Oktober 2019 merupakan tahun kedua berturut-turut diadakannya perayaan Girls’ Ice Hockey World Weekend (WGIHW) di Bintaro Exchange Ice Rink di Indonesia. Gadis-gadis muda berbondong-bondong ke arena untuk memakai sepatu roda dan perlengkapannya untuk pertama kalinya, ditemani oleh orang-orang lain yang akrab dengan olahraga tersebut dan ingin berbagi kecintaan mereka terhadap hoki dengan calon pemain baru.
Perayaan WGIHW menjadi salah satu tonggak perkembangan hoki es putri di Indonesia, negara yang masih tergolong baru dalam olahraga ini, setelah bergabung dengan Federasi Hoki Es Internasional pada tahun 2016. Berkat upaya pelatih Ronald Wijaya dan Andyanto Hai, Indonesia mengamankan tempat pertama. Peningkatan besar terjadi pada tahun 2014 ketika pelatih Malaysia Gary Tan datang untuk membantu membangun program pengembangan mereka.
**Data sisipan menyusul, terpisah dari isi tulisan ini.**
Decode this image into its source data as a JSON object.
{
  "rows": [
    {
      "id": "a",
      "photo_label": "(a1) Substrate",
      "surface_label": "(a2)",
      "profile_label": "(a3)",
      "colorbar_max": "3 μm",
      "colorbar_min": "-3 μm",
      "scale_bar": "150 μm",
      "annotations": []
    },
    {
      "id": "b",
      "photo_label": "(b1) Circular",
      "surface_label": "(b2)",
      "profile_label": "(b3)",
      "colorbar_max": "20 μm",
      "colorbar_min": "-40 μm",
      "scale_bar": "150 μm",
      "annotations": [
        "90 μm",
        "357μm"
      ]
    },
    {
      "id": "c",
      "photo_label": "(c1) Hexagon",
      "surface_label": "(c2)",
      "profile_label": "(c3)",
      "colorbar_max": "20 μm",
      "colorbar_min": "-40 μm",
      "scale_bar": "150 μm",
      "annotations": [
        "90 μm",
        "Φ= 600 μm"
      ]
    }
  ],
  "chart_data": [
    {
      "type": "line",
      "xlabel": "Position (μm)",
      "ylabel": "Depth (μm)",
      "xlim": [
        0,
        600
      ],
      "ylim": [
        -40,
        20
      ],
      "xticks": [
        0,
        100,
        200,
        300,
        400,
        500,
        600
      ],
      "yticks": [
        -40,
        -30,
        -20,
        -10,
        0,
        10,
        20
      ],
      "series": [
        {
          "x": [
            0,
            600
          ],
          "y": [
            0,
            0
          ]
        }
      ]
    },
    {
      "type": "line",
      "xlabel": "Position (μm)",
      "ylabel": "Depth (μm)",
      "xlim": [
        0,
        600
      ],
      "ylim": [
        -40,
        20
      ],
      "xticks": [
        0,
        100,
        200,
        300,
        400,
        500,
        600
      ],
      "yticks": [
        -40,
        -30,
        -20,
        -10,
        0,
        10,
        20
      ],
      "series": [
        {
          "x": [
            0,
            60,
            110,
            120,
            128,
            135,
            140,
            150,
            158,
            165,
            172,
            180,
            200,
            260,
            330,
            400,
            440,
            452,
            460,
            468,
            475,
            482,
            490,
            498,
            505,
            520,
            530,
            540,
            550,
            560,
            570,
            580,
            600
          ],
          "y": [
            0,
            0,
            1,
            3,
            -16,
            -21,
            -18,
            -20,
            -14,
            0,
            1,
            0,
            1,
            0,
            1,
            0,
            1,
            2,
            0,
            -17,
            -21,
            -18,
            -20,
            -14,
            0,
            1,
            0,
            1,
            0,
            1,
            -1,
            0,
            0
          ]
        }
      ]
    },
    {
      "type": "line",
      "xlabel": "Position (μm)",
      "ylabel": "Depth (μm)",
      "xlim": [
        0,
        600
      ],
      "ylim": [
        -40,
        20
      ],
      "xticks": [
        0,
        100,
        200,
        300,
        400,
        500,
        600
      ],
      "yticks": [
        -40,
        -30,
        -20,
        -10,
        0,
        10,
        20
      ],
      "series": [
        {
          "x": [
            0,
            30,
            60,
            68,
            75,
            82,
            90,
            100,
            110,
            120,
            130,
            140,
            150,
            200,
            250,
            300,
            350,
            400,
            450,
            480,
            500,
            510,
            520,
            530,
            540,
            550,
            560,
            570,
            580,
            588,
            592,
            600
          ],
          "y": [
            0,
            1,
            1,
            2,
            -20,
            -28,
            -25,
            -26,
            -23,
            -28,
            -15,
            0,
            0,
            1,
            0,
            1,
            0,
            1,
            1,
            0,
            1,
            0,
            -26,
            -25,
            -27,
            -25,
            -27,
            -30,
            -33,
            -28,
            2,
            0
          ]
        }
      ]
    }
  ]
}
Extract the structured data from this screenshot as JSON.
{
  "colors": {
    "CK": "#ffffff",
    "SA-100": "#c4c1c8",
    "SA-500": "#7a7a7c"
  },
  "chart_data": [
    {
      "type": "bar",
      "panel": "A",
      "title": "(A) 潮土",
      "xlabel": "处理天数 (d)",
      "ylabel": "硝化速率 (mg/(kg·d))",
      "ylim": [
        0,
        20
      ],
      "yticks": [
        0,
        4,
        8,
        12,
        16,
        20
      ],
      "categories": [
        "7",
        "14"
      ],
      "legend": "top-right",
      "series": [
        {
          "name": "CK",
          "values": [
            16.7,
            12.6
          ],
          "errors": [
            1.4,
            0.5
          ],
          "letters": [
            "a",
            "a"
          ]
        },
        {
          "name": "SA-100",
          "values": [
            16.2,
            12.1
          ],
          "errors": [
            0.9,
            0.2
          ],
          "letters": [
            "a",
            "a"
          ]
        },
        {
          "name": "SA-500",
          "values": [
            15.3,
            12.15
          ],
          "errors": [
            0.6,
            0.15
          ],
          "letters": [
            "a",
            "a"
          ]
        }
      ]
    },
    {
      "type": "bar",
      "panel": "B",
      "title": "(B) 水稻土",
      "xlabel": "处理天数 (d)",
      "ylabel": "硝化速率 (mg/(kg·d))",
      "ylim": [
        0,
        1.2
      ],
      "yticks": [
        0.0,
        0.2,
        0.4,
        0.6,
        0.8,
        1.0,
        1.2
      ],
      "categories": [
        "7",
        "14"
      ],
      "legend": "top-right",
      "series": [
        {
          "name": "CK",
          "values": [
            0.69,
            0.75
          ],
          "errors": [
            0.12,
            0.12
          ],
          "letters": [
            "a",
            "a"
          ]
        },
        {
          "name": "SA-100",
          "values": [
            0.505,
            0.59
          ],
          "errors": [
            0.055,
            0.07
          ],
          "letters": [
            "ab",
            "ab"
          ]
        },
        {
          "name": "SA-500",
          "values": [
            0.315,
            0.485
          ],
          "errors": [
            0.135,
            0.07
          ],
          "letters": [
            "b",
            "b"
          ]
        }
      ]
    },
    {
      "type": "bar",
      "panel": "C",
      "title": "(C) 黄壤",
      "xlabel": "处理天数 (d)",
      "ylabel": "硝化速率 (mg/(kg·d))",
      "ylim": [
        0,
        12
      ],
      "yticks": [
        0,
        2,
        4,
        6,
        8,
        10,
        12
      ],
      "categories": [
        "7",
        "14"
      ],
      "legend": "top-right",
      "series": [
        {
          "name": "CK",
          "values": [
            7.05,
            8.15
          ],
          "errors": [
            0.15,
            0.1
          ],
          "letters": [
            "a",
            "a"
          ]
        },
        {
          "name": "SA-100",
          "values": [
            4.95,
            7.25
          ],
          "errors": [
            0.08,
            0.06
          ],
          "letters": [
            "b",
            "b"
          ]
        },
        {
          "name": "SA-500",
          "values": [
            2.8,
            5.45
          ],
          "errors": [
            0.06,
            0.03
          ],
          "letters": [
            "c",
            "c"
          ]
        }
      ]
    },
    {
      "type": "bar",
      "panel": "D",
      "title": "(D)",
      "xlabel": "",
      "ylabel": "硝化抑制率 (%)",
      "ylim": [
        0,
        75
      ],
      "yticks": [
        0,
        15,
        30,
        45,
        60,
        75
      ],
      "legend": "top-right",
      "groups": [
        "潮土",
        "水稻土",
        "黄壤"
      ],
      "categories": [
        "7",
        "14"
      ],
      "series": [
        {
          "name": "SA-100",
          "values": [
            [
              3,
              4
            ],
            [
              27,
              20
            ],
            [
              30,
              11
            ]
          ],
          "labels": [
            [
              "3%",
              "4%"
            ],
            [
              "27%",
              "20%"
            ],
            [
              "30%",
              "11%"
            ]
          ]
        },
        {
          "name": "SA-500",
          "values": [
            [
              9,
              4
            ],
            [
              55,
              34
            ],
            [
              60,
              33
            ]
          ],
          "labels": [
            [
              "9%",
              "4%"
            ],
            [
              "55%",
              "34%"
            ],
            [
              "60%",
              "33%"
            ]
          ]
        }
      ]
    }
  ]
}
“Pelatihan pelatih,” kata Tan yang pernah menjadi pelatih kepala timnas putra Indonesia pada 2016 hingga 2018, tentang fokus awalnya saat pertama kali bekerja di Federasi Hoki Es Indonesia. “Itu yang paling penting, karena pelatihlah yang akan mengembangkan anak-anak… Saat itu jumlah pelatih tidak banyak, mungkin tiga, tapi menurut saya pelatih berkembang karena sifat olahraganya. Sekarang, sebagian besar anak-anak yang saya ajar ketika mereka pertama kali mulai melakukan pelatihan sekarang.
Meskipun masih dalam proses, jumlah pemain wanita juga mengalami peningkatan, terutama setelah acara WGIHW diadakan pada tahun 2018 dan 2019. Mayoritas pemain wanita Indonesia bermula dari figure skater, kemudian beralih ke hoki es setelah bertemu dengan kakak beradik tersebut. Atau orang tua memainkan olahraga ini.
“Awalnya saya sangat ingin [to play hockey]“Tetapi orang tua saya meminta saya untuk bermain figure skating karena lebih banyak anak perempuan yang bermain skating,” kata Canita Vera Larasati, 15 tahun.
“Ninja budaya pop. Penggemar media sosial. Tipikal pemecah masalah. Praktisi kopi. Banyak yang jatuh hati. Penggemar perjalanan.”